Skip to content

Excel

read excel into dataframe options

https://stackoverflow.com/questions/28766133/faster-way-to-read-excel-files-to-pandas-dataframe

compare different options

  • https://www.linkedin.com/pulse/reading-xlsx-files-quickly-python-amged-elsheikh-su7ic

  • https://hakibenita.com/fast-excel-python

read excel using the light-fast calamine engine

polars is using fastexcel.

Calamine is a Rust library designed specifically for reading Excel and OpenDocument Spreadsheet files. It focuses on extracting data from these file formats, not modifying them.

install calamine

pip install fastexcel
mamba install python-calamine -y

polars: read excel sheet

import polars as pl

dl = pl.read_excel(
    xlfl,
    sheet_name=wsnm[0],
    engine='calamine',
    read_options={'header_row': 3},
)
dl[:2]

The read_options is from fastexcel: https://fastexcel.toucantoco.dev/fastexcel.html

  • idx_or_name: The index (starting at 0) or the name of the sheet to load.

  • column_names: Overrides headers found in the document. If column_names is used, header_row will be ignored.

  • header_row: The index of the row containing the column labels, default index is 0 If None, the sheet does not have any column labels.

  • skip_rows: Specifies how many rows should be skipped after the header. If header_row is None, it skips the number of rows from the start of the sheet.

  • n_rows: Specifies how many rows should be loaded. If None, all rows are loaded

  • schema_sample_rows: Specifies how many rows should be used to determine the dtype of a column. If None, all rows will be used.

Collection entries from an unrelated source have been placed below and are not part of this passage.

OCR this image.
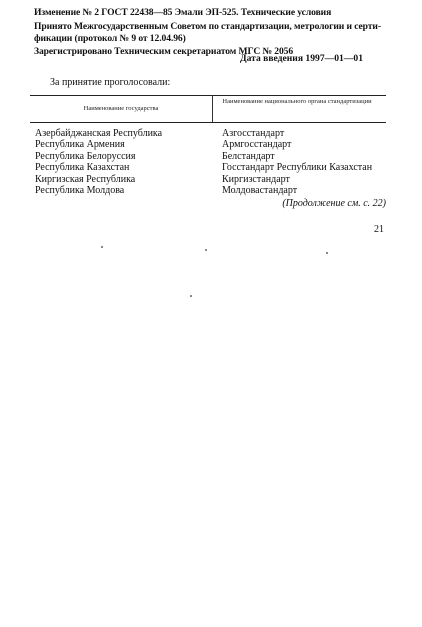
Изменение № 2 ГОСТ 22438—85 Эмали ЭП-525. Технические условия
Принято Межгосударственным Советом по стандартизации, метрологии и серти-
фикации (протокол № 9 от 12.04.96)
Зарегистрировано Техническим секретариатом МГС № 2056
Дата введения 1997—01—01
За принятие проголосовали:
Наименование государства
Наименование национального органа стандартизации
Азербайджанская Республика
Республика Армения
Республика Белоруссия
Республика Казахстан
Киргизская Республика
Республика Молдова
Азгосстандарт
Армгосстандарт
Белстандарт
Госстандарт Республики Казахстан
Киргизстандарт
Молдовастандарт
(Продолжение см. с. 22)
21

  • use_columns: Specifies the columns to use. Can either be:

    • None to select all columns
    • A list of strings and ints, the column names and/or indices (starting at 0)
    • A string, a comma separated list of Excel column letters and column ranges (e.g. “A:E” or “A,C,E:F”, which would result in A,B,C,D,E and A,C,E,F)
  • dtypes: An optional dict of dtypes. Keys can be column indices or names

pandas: read excel sheet

import pandas as pd

dp = pd.read_excel(
    xlfl,
    sheet_name=wsnm[0],
    engine='calamine',
    dtype_backend='pyarrow',
    skiprows=3,
    skipfooter=0,
)
dp[:2]